US Said to Mull Lifetime Terror-Suspect Detentions

Sun Jan 2,12:41 AM ET

WASHINGTON (Reuters) - The Bush administration is preparing plans for possible lifetime detention of suspected terrorists, including hundreds whom the government does not have enough evidence to charge in courts, The Washington Post reported Sunday.

Citing intelligence, defense and diplomatic officials, the newspaper said the Pentagon (news - web sites) and the CIA (news - web sites) had asked the White House to decide on a more permanent approach for those it would not set free or turn over to courts at home or abroad.
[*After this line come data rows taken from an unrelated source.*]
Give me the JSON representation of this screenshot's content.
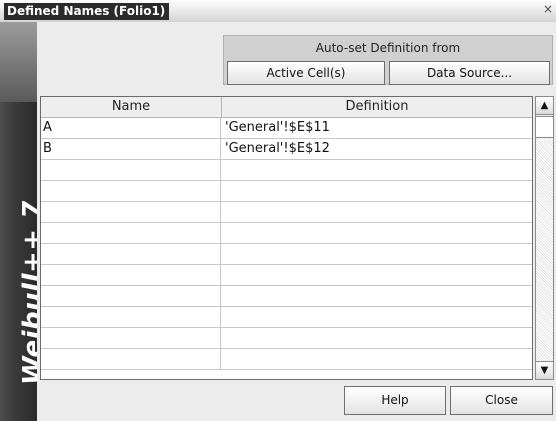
{
  "window": {
    "title": "Defined Names (Folio1)",
    "close_glyph": "×",
    "brand": "Weibull++ 7"
  },
  "autoset": {
    "label": "Auto-set Definition from",
    "active_cells_label": "Active Cell(s)",
    "data_source_label": "Data Source..."
  },
  "table": {
    "columns": [
      "Name",
      "Definition"
    ],
    "rows": [
      {
        "name": "A",
        "definition": "'General'!$E$11"
      },
      {
        "name": "B",
        "definition": "'General'!$E$12"
      },
      {
        "name": "",
        "definition": ""
      },
      {
        "name": "",
        "definition": ""
      },
      {
        "name": "",
        "definition": ""
      },
      {
        "name": "",
        "definition": ""
      },
      {
        "name": "",
        "definition": ""
      },
      {
        "name": "",
        "definition": ""
      },
      {
        "name": "",
        "definition": ""
      },
      {
        "name": "",
        "definition": ""
      },
      {
        "name": "",
        "definition": ""
      },
      {
        "name": "",
        "definition": ""
      }
    ]
  },
  "scrollbar": {
    "up_glyph": "▲",
    "down_glyph": "▼"
  },
  "footer": {
    "help_label": "Help",
    "close_label": "Close"
  }
}
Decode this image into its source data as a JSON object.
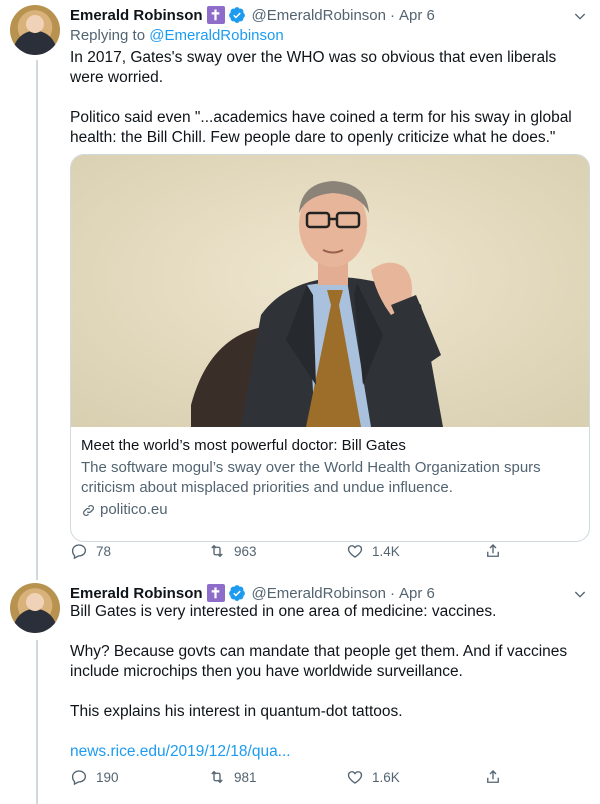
{
  "tweets": [
    {
      "name": "Emerald Robinson",
      "badge": "✝",
      "handle": "@EmeraldRobinson",
      "dot": "·",
      "date": "Apr 6",
      "replying_prefix": "Replying to ",
      "replying_handle": "@EmeraldRobinson",
      "text1": "In 2017, Gates's sway over the WHO was so obvious that even liberals were worried.",
      "text2": "Politico said even \"...academics have coined a term for his sway in global health: the Bill Chill. Few people dare to openly criticize what he does.\"",
      "card": {
        "title": "Meet the world’s most powerful doctor: Bill Gates",
        "description": "The software mogul’s sway over the World Health Organization spurs criticism about misplaced priorities and undue influence.",
        "domain": "politico.eu"
      },
      "replies": "78",
      "retweets": "963",
      "likes": "1.4K"
    },
    {
      "name": "Emerald Robinson",
      "badge": "✝",
      "handle": "@EmeraldRobinson",
      "dot": "·",
      "date": "Apr 6",
      "text1": "Bill Gates is very interested in one area of medicine: vaccines.",
      "text2": "Why? Because govts can mandate that people get them. And if vaccines include microchips then you have worldwide surveillance.",
      "text3": "This explains his interest in quantum-dot tattoos.",
      "link": "news.rice.edu/2019/12/18/qua...",
      "replies": "190",
      "retweets": "981",
      "likes": "1.6K"
    }
  ],
  "colors": {
    "accent": "#1d9bf0",
    "muted": "#536471",
    "badge": "#8e6cc9"
  }
}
As part of a solution, the Defense Department, which holds 500 prisoners at Guantanamo Bay, plans to ask the U.S. Congress for $25 million to build a 200-bed prison to hold detainees who are unlikely to ever go through a military tribunal for lack of evidence, defense officials told the newspaper.

The new prison, dubbed Camp 6, would allow inmates more comfort and freedom than they have now, and would be designed for prisoners the government believes have no more intelligence to share, The Post said.

"It would be modeled on a U.S. prison and would allow socializing among inmates," the paper said.

"Since global war on terror is a long-term effort, it makes sense for us to be looking at solutions for long-term problems," Bryan Whitman, a Pentagon spokesman, was quoted as saying. "This has been evolutionary, but we are at a point in time where we have to say, 'How do you deal with them in the long term?"'

A Pentagon spokeswoman, Lt. Col. Ellen Krenke of the Air Force, had no information on the reported plan.

The Post said the outcome of a review under way would also affect those expected to be captured in the course of future counterterrorism operations.

One proposal would transfer large numbers of Afghan, Saudi and Yemeni detainees from the U.S. military's Guantanamo Bay, Cuba, detention center into new U.S.-built prisons in their home countries, it said.

The prisons would be operated by those countries, but the State Department, where this idea originated, would ask them to abide by recognized human rights standards and would monitor compliance, a senior administration official was quoted as saying.